Two century-old railway bridges have been replaced by new state-of-the-art bike bridges, the next link in the chain for Onerahi's $1.5 million cycleway.
Cyclists who have had to hop off their bikes for fear of being impaled on the rusty edgings of the former 60cm-wide Waimahanga Bridges can now ride on uninterrupted, with the installation of the 2.5m-wide timber replacements.
The $330,000 bridges are now open for use ahead of an August ceremony which will open the entire 6km off-road route - spanning from the tip of Onerahi peninsula and along Riverside Drive into town. The bridges come as a new bridge has been constructed on the Waipu to Riverview Walkway/Cycleway.
Whangarei Okara Ward councillor Cherry Hermon, who also served on Whangarei District Council's walking and cycling reference group, said the Onerahi cycleway route was set to become popular with commuters, as well as having recreational value.

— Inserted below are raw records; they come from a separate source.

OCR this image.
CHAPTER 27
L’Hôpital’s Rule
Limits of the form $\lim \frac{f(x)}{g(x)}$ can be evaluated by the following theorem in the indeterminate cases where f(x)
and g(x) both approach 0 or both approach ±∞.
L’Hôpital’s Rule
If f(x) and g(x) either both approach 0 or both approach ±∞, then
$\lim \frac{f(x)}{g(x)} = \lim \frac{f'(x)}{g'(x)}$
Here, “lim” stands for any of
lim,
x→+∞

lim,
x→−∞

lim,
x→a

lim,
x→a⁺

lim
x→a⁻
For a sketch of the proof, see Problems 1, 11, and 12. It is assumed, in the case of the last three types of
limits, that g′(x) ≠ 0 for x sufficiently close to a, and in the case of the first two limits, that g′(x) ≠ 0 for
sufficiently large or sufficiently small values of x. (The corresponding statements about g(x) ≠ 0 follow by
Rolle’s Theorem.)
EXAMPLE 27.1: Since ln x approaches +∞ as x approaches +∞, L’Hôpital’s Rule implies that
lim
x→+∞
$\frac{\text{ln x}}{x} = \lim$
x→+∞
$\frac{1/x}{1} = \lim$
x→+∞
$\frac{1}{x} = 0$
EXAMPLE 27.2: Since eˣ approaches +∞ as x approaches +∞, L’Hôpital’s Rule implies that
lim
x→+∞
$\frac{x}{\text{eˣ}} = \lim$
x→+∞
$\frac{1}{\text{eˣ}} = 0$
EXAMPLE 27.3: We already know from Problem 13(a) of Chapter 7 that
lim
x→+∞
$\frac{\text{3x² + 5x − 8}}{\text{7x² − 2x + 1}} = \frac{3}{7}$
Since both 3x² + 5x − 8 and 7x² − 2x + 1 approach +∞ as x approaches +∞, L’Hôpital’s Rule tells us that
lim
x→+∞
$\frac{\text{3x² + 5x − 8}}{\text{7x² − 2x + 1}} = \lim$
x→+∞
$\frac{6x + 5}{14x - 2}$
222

"There's a lot of appetite for that already," she said. She said the old bridges - 21m and 24m long - were built around 1910 as part of the railway line and used until the 1930s, at which stage the Boswell family converted a portion of the line into a walking track, part of what's known as the Waimahanga walkway.
Fellow reference group member Brian McLachlan said the community was still split on whether the length of the Waimahanga should be converted to a concreted path.
In the meantime, the council intended to add more compacted scoria to the track. "Half want it concreted, half don't - some want to maintain the natural ambience of the area."
Meanwhile in Waipu, a $350,000 cycleway built largely through community fundraising is nearing completion. This first stage of the project, one day expected to run all the way from the township to Waipu Cove, also included a 34m bridge.
The current route spanned the 2.5km between Waipu and Riverview Place. Waipu to Riverview Walkway/Cycleway secretary Angela Stolwerk said the bridge was good to go and was waiting on its code of compliance before it could open.
In 2015, WDC and the Government announced $4.81 million would be invested in developing cycleways in the district.
Further funding was made available from the Urban Cycleways Fund and NZTA's National Land Transport Fund, meaning more than $7 million is being spent on the three new routes to Kamo, Onerahi and Raumanga/Maunu.
WDC had also given the Waipu route $105,000 and planned to contribute more in the annual plan for this coming year.
All three bridges - two in Onerahi and one in Waipu - were built by kiwi firm Bridge It.
Stage 1 of the Onerahi route would open in August. This includes Beach Rd portion around the peninsula, which linked to the Waimahanga Track and in turn a 2.5m-wide concrete path running parallel to Riverside Drive.